Regardless of the fact that the British foreign minister has presented no evidence to substantiate his allegation, two words in his statement deserve closer scrutiny. First comes the word “covert”, which begs the question of how to determine which missile tests are what it signifies. Put differently, what is the criteria of covertness of missile tests? Advance public announcement of missile tests or any other type of military drills is what is conventionally understood to distinguish a public act from a covert one. Yet this was exactly what was done in the latest missile drill by Iran. How could some of the missile tests in the ongoing drill be labeled covert while others normal? Hague has not elaborated on this.
It appears from Hague’s statement that other claimed instances of what he has referred to as “covert missile tests” have been conducted as isolated cases and not as part of a major military drill. Common sense has it that military organizations typically conduct isolated tests of their newly-purchased or newly-developed missiles in prelude to major military drills. It simply does not sound reasonable for military organizations to publicly announce every single case of their weapons tests. After all, how often do we hear other countries publicly announce their missile tests? Why should then a different standard be applied to Iran?
Second, the term ‘nuclear-capable’ missiles is pretty nebulous and the British foreign minister has not explained how he has verified this. Many kinds of ballistic missiles are capable of carrying both conventional and non-conventional warheads. Even in the unlikely event that Iran had tested such missiles, it is pretty obvious that testing nuclear-capable missiles is not equivalent to working on the design of nuclear warheads. According to Western media reports, several other regional countries are already in possession of nuclear-capable ballistic missiles. For example, Saudi Arabia is reported to have purchased nuclear-capable ballistic missiles from China in recent years. Secretary-General of the Saudi National Security Council Prince Bandar bin Sultan reportedly negotiated a deal with Chinese officials that paved the way for the transfer of two types of Chinese missiles to Saudi Arabia, including “the DF-21 (NATO-designated CSS-5), which is a two-stage, solid-propellant, single-warhead medium-range ballistic (MRBM) system developed by China Changfeng Mechanics and Electronis Technology Academy. The DF-21 is capable of delivering a 500kT nuclear warhead over a distance of 1,800 km”.

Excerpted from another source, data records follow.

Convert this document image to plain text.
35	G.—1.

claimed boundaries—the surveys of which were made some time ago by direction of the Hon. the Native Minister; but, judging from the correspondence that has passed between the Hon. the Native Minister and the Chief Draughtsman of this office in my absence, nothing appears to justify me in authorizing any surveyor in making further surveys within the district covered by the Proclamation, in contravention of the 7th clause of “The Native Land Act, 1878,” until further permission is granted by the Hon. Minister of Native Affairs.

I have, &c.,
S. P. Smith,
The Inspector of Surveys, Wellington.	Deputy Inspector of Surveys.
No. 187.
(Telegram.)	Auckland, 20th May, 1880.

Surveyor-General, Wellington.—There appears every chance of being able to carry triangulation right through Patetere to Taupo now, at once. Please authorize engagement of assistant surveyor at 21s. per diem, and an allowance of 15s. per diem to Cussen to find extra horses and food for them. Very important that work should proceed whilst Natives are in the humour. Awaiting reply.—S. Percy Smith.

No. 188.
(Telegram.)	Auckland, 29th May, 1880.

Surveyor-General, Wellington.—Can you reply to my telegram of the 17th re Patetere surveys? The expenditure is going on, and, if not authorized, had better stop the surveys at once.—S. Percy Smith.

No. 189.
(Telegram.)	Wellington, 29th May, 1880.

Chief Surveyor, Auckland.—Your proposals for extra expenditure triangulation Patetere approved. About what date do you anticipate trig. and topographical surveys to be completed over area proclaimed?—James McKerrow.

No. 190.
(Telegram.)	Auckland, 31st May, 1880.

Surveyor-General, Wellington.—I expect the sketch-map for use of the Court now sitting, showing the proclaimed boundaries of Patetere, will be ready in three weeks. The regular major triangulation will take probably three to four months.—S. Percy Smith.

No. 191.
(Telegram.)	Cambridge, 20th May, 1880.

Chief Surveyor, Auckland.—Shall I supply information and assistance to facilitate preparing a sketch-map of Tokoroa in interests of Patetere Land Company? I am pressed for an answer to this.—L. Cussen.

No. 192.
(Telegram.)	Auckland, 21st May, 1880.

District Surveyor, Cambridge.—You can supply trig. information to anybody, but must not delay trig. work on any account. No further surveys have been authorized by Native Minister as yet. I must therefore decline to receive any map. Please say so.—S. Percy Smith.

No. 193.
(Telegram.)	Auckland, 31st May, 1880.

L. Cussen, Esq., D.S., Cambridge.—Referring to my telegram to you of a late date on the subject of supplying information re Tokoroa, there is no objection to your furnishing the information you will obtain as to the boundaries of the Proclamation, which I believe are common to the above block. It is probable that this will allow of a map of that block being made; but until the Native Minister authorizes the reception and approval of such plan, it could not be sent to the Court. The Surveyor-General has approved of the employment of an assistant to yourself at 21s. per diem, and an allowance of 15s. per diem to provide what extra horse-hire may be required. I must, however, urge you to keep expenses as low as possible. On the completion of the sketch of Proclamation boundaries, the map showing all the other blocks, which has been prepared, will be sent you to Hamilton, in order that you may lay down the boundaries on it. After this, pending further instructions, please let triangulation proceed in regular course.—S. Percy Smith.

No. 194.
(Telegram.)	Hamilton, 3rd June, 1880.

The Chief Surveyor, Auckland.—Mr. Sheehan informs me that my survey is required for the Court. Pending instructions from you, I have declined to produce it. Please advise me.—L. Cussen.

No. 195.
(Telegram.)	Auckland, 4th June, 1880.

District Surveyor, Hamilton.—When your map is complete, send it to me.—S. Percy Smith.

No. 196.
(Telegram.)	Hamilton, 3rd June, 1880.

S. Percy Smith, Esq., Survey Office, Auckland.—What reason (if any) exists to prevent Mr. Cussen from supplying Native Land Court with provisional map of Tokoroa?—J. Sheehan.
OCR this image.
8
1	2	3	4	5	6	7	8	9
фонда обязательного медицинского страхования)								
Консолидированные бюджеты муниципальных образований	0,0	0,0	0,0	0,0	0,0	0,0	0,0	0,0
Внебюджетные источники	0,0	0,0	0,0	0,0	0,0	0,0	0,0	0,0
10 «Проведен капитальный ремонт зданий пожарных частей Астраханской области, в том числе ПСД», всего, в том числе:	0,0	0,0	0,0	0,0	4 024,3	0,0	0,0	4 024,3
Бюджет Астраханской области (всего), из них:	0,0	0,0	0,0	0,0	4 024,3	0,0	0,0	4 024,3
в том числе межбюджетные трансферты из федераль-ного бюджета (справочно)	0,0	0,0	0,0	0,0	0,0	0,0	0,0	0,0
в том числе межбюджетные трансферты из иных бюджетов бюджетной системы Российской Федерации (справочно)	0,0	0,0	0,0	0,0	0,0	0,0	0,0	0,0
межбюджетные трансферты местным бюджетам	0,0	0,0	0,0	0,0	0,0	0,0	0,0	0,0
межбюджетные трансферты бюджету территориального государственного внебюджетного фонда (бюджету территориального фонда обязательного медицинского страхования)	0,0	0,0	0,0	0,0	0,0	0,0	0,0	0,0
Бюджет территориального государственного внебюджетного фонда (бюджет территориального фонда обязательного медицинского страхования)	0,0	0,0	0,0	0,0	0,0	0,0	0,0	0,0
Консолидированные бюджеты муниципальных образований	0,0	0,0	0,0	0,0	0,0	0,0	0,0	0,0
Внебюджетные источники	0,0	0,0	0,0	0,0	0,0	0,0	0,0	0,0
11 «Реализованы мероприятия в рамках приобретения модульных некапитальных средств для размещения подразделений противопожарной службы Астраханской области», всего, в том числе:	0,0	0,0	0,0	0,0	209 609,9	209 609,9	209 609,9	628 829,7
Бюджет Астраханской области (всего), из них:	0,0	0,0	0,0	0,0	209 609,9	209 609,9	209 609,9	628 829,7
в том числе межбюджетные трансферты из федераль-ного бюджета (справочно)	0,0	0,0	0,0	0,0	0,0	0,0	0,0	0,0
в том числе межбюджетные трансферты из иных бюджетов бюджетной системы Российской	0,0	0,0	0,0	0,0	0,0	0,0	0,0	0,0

The recent statement by former Saudi intelligence chief and ambassador to Washington Prince Turki al-Faisal at a NATO meeting in the U.K. that “ if Iran were to build a nuclear weapon, that "would compel Saudi Arabia ... to pursue policies which could lead to untold and possibly dramatic consequences.", indicates that the Saudi Regime has already been planning for worst case scenarios and the purchase of nuclear-capable ballistic missiles from China can be understood as an integral part of that plan. Despite clear evidence of the possession of nuclear-capable missiles by Saudi Arabia and several other countries in the region, not to mention Israel’s formidable nuclear weapons arsenal, Iran has been target of the latest round of accusations by the British foreign minister. It has been long that double standards have been the spice of the foreign policy of Western powers towards the region but the British foreign minister has turned out to have added a different flavor to that spice.